Introduction
One of the challenges that the customers face with the legacy OpenVMS environments is to have their OpenVMS servers running business applications monitored real-time and have the incidents fixed as soon as they occur. The difficulties here are to have a monitoring system deployed at the first place or if one exists already, to have their existing monitoring systems integrated with the up-to-date solutions to keep current with the technology developments. The situation worsens when the customer is running very old Versions of OpenVMS servers where in, there are no tools currently available in the market that can be deployed because of compatibility issues.
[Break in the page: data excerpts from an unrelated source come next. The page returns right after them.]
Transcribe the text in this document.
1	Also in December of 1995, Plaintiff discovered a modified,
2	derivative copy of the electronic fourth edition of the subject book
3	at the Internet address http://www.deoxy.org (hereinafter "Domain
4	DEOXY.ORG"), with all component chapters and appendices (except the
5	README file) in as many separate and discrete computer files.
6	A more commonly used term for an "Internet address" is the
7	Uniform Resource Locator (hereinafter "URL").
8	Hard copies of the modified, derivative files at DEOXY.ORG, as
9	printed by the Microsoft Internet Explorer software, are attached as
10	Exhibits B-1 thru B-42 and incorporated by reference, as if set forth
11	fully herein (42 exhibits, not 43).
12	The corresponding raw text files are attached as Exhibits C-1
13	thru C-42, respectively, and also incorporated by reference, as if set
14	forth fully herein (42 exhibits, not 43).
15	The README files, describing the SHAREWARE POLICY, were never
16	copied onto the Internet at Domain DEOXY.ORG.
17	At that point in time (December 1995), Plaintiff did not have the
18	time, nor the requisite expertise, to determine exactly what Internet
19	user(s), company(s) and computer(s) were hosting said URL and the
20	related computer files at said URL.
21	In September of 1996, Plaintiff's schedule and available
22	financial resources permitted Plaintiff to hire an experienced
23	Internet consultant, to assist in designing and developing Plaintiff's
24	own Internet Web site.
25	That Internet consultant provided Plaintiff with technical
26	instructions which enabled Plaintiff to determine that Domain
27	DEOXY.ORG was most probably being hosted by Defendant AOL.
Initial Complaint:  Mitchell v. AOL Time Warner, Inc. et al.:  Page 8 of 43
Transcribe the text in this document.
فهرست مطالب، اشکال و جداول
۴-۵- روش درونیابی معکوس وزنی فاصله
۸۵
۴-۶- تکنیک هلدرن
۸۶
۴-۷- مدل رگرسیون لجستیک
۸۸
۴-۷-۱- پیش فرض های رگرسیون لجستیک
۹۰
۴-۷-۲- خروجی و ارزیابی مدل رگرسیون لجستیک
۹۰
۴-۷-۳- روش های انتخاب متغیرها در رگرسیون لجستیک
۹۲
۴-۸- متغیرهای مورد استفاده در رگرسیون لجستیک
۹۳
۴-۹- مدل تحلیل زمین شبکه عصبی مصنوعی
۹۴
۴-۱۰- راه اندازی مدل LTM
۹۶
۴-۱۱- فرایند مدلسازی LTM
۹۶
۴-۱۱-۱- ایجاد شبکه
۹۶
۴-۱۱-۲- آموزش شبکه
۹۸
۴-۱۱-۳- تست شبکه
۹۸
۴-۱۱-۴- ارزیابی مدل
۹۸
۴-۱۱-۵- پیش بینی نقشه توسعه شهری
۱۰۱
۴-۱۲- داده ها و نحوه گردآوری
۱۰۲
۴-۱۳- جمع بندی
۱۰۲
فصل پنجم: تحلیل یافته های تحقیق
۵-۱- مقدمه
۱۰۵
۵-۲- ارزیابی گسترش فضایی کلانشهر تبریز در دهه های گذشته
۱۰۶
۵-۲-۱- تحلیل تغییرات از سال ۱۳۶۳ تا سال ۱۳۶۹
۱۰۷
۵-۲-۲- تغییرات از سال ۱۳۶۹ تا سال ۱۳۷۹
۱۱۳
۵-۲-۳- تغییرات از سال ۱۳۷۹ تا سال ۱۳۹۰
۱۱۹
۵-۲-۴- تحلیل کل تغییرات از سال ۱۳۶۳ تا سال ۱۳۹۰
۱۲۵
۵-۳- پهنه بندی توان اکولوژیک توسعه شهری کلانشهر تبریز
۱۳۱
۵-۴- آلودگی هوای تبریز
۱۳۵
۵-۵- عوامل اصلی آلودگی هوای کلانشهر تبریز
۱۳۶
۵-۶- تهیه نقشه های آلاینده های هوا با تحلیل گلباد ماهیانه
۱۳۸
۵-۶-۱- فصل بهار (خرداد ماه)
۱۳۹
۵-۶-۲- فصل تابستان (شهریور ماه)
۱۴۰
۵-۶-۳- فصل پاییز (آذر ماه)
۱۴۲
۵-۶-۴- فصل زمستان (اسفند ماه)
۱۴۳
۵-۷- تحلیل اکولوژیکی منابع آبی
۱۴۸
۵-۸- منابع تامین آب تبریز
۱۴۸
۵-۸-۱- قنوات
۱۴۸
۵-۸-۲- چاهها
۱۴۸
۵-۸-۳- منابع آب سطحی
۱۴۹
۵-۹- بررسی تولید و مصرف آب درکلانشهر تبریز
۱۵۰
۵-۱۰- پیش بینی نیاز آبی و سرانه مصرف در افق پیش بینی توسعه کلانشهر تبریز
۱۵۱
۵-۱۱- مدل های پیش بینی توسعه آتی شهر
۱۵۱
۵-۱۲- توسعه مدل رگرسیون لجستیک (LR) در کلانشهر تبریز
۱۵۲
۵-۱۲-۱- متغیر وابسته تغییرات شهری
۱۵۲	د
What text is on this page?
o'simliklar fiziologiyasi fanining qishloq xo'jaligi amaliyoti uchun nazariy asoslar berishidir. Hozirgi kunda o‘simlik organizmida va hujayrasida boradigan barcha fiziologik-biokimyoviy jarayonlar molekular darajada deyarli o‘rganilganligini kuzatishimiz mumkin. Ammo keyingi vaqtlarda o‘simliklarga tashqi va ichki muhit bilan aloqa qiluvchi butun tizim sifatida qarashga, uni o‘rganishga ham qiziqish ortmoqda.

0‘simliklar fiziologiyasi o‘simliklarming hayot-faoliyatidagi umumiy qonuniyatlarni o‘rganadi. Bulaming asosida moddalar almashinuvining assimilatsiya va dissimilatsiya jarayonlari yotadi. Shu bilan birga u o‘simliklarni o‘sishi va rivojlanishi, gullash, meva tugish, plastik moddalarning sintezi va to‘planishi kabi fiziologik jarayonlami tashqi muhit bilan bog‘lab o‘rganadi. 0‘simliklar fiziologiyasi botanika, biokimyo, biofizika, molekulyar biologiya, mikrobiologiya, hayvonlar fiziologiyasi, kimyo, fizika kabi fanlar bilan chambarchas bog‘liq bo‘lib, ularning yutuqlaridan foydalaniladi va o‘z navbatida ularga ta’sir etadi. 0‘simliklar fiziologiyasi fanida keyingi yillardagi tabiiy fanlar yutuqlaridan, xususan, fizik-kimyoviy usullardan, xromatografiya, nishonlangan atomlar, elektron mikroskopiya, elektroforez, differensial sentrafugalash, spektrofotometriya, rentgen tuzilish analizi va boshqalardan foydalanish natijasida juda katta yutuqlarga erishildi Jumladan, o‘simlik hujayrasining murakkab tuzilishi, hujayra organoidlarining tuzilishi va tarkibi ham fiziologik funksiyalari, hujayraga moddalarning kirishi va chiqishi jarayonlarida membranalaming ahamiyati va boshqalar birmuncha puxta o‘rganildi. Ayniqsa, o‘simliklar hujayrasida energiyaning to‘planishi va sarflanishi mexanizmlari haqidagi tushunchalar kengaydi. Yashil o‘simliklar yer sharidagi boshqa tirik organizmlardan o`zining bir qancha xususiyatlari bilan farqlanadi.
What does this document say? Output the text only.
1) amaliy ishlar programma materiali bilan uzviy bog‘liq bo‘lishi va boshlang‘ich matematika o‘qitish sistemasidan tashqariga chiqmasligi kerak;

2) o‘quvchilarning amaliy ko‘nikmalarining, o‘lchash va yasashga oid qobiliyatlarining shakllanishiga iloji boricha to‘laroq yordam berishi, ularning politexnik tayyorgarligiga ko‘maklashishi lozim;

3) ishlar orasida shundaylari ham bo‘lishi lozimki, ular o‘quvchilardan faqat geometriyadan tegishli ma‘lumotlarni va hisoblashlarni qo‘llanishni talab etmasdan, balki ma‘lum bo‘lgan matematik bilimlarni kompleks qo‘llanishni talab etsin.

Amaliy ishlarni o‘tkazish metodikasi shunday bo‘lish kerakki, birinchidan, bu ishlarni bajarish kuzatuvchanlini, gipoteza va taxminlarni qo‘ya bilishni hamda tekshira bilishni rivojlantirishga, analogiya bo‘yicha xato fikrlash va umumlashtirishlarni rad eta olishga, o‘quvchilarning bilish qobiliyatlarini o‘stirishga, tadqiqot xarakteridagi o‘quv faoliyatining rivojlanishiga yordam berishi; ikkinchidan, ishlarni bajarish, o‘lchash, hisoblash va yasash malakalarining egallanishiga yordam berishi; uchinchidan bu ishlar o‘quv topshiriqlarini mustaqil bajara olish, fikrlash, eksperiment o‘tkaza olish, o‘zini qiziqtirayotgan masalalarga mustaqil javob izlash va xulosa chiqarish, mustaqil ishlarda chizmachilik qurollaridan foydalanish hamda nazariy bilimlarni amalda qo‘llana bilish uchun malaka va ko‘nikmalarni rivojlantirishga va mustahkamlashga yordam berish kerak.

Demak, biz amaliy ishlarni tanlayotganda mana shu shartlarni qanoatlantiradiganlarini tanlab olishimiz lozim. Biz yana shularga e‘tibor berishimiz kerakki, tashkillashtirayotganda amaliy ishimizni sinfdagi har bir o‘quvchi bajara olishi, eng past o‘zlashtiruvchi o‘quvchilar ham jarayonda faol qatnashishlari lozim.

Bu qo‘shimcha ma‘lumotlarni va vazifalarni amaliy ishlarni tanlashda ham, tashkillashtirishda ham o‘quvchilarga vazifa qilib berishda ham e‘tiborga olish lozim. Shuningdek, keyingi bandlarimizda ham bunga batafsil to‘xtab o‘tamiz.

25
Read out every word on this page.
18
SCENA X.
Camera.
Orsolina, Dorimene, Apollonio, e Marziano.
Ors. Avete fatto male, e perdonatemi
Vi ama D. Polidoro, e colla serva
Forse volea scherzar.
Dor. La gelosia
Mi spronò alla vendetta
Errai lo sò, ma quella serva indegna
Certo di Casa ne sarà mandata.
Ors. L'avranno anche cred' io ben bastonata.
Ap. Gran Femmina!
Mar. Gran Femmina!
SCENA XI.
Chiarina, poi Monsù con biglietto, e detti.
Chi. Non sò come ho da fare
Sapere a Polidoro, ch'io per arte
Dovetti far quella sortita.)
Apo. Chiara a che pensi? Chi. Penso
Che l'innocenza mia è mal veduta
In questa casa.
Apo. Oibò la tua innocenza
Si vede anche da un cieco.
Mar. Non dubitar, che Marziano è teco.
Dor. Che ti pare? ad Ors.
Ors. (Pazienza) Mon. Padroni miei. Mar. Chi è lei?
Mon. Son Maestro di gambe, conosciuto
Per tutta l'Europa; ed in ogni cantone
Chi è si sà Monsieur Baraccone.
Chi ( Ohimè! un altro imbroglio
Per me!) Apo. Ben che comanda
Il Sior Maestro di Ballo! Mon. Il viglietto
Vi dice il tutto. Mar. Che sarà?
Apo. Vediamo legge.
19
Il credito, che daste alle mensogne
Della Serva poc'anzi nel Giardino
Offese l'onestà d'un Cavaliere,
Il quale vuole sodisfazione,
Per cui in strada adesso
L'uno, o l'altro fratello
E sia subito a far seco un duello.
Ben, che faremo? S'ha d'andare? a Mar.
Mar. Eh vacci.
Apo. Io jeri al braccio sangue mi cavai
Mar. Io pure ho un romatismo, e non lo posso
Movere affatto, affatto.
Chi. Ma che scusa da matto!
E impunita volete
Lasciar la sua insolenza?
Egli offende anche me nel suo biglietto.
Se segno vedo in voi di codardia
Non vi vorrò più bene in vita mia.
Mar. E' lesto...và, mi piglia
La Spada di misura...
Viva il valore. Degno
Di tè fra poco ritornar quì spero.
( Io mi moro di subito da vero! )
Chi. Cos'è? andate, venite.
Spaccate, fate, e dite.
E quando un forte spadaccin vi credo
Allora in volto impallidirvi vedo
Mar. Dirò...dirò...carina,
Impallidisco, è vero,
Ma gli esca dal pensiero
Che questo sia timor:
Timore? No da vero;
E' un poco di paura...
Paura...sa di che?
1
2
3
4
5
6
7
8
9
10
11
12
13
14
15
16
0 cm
SYSMON (System Monitor) utility is designed to address these challenges.
What is SYSMON?
SYSMON is a DCL (Digital command language) based solution that works on all OpenVMS versions and all supported hardware architectures. Currently. this solution is successfully deployed on three customer environments.
Features
The following are the features of SYSMON:
-
Built on client server model where one server will be acting as a server while the rest of the systems, the clients, will be reporting the incidents to the server. The server in turn is also being monitored by another system (secondary server) to notify in case the server itself goes down.
-
Automatic failover of SYSMON primary server to the secondary server should the primary fail.
-
Highly scalable and customizable.
-
Automatic status tracking of incidents and automatic closure of the incidents when the issue is resolved.
-
Can be installed and set up on the fly. This means, it does not require any down time of the system.
-
Automatic filtering of duplicate incidents.
-
Real-time monitoring interface to view the list of open issues at any point of time.
-
Optional feature to choose the business hours. Any monitoring can be dynamically turned off.
-
Generic alarm interface which can be used by the end users to use SYSMON to notify the incidents from their own scripts.
Working Theory
SYSMON is a subset of OpenVMS command procedures that use the native OpenVMS DCL commands to monitor a specific entity of an OpenVMS system. Examples of these entities could be free space available on the disks, the availability of print/batch queues, and so on. SYSMON consists of the following components:
-
Client
-
Primary Server
-
Monitor Utility
-
Secondary Server
Client
The client component comprises of the monitoring routines and a scheduler that triggers them at a predefined interval. Each monitoring script has its own data file, which contains the specification of the entities to be monitored. The monitoring scripts looks after their intended OpenVMS entities and reports the anomalies to the server, if any. The incidents are notified by transferring an alarm file to a unique location on the server. Similarly, when the incident is resolved at the client’s end, the client signals the server that the specific incident is resolved and the same is closed at the server end.
Primary Server
The server component periodically polls each of the client locations and notifies the reported incidents to the HP support team via an SMTP email. In addition, the status of each of the incidents is tracked in a local database by the server. When the server finds an issue to have been resolved (as signaled by the client), it marks the corresponding incident in the master database as closed.
Monitor Utility
The monitor component is a menu based utility which lets the HP support person to track the status of open incidents and to close them manually, when needed. Developments are underway to include new scripts on the entities such as performance monitoring, security, and so on. Presently, SYSMON can monitor the following entities:
-
Node being Unreachable
• System Process Missing
-
Disk Status change
-
Error count increases on the devices
-
Disk Space
-
Highest File Version Check
-
Memory Page File Utilization
-
Monitor OPCOM messages
-
Queue Status Monitoring
-
Batch job Monitoring
-
Shadow set members Decrease/ Increase
-
SCS Paths between cluster systems
-
Queue Managers’ status
Secondary Server
SYSMON secondary server is basically a client to the primary server. It periodically polls the primary server to see if the server component is running fine. If the server component is not running properly for a period of time or if the server is down, the secondary server migrates itself (figure b) as primary server and broadcasts the change to the rest of the clients. Subsequently, the clients will continue to transfer the incidents to the new server. Whenever, the original primary server is up, it downgrades itself as a client and also assumes the role a secondary server.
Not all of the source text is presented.